Ethel's mother was fortunate to find employment as the postmistress in Koroit in the Western districts of Victoria. Ettie, as she preferred to be called, withdrew into herself to deal with the social stigma of her father's illness, making up and writing stories. In 1883, Ethel was sent to the Presbyterian Ladies College in Melbourne where she excelled in all fields. Years later she would write about her adolescent experiences in The Getting of Wisdom (1910).

She taught music until her mother took her daughters to Europe, where Ethel graduated with honours and met John Robertson and married. She moved around Europe until John was made professor in 1902. His career as a famous scholar took off. Ethel wrote articles for English magazines and was encouraged by her husband.

She became disciplined about her writing and in 1908 her first novel Maurice Guest was published under the pen name Henry Handel Richardson. She wrote under this pseudonym because she wanted to be taken seriously and also because her dark subject matter was not the stuff of ladies. It was a very modern novel which dealt with homosexuality, but was not well received. Derided as immoral, many bookshops refused to stock it. Ettie was deeply hurt by the criticism.

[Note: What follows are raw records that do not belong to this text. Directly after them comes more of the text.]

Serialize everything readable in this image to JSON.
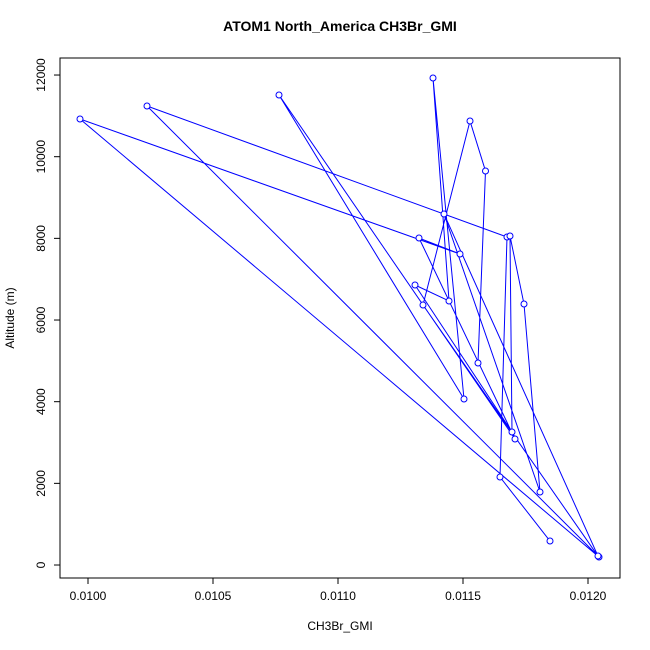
{
  "chart_data": {
    "type": "line",
    "title": "ATOM1 North_America CH3Br_GMI",
    "x_label": "CH3Br_GMI",
    "y_label": "Altitude (m)",
    "markers": "open-circle",
    "series": [
      {
        "color": "#0000ff",
        "x": [
          0.011848,
          0.011648,
          0.011676,
          0.010236,
          0.012044,
          0.009968,
          0.011488,
          0.011324,
          0.011708,
          0.010764,
          0.011504,
          0.01138,
          0.011444,
          0.011308,
          0.011696,
          0.011688,
          0.011744,
          0.011808,
          0.011424,
          0.01204,
          0.01134,
          0.011528,
          0.01159,
          0.01156
        ],
        "values": [
          588,
          2155,
          8034,
          11241,
          196,
          10923,
          7617,
          8009,
          3086,
          11511,
          4066,
          11927,
          6466,
          6858,
          3257,
          8058,
          6392,
          1788,
          8597,
          220,
          6368,
          10874,
          9650,
          4947
        ]
      }
    ],
    "xlim": [
      0.009888,
      0.012128
    ],
    "ylim": [
      -318,
      12417
    ],
    "xticks": [
      {
        "value": 0.01,
        "label": "0.0100"
      },
      {
        "value": 0.0105,
        "label": "0.0105"
      },
      {
        "value": 0.011,
        "label": "0.0110"
      },
      {
        "value": 0.0115,
        "label": "0.0115"
      },
      {
        "value": 0.012,
        "label": "0.0120"
      }
    ],
    "yticks": [
      0,
      2000,
      4000,
      6000,
      8000,
      10000,
      12000
    ]
  }
}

'Henry' was homesick for Australia. They returned in 1912 so she could research a fictionalised account of her father's life during the gold rush. It turned into a trilogy of books called Australia Felix. The first novel, The Fortunes of Richard Mahony (1917), provided a fascinating glimpse into life on the diggings. As the period covered was a turning point in Australia's history the books are as much about Australia as they are about her father. The other two novels were The Way Home (1925) and Ultima Thule (1929).

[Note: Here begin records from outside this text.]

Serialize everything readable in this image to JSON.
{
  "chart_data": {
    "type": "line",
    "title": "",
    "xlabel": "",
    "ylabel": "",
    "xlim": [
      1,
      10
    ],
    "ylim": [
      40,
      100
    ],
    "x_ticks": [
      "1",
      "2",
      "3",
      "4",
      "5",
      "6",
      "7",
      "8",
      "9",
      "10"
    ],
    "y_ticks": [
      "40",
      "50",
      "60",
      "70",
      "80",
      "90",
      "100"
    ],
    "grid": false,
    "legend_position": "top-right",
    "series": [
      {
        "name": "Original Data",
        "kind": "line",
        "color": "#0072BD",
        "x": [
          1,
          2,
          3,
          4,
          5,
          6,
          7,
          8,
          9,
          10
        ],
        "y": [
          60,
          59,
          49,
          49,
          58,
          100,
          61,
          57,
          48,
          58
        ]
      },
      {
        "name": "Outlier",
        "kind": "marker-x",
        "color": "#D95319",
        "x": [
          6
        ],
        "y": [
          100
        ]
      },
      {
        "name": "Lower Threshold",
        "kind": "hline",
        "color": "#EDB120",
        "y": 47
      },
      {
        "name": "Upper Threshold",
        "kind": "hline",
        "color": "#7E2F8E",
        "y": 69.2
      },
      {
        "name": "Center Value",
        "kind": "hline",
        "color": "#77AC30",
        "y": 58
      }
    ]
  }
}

The first two were unsuccessful so Professor Robertson had to intervene to ensure that the third was published. One influential critic gave it a rave review, and Henry Handel Richardson finally achieved success. Along with this fame came a desire for the novelist to reveal his face, and it was soon discovered that 'he' was a 'she'.

Nonetheless Ettie preferred not to be in the limelight. She received the Australian Literature Society's gold medal for Ultima Thule in 1929. During the war she wrote her memoirs Myself When Young before she died of cancer on 20 March 1946. Although she spent much of her life away from Australia it definitely did have a formative influence on her and her major works were set there. The high point of her career was her nomination for the Nobel Prize for Literature, ensuring her place as one of Australia's great female novelists.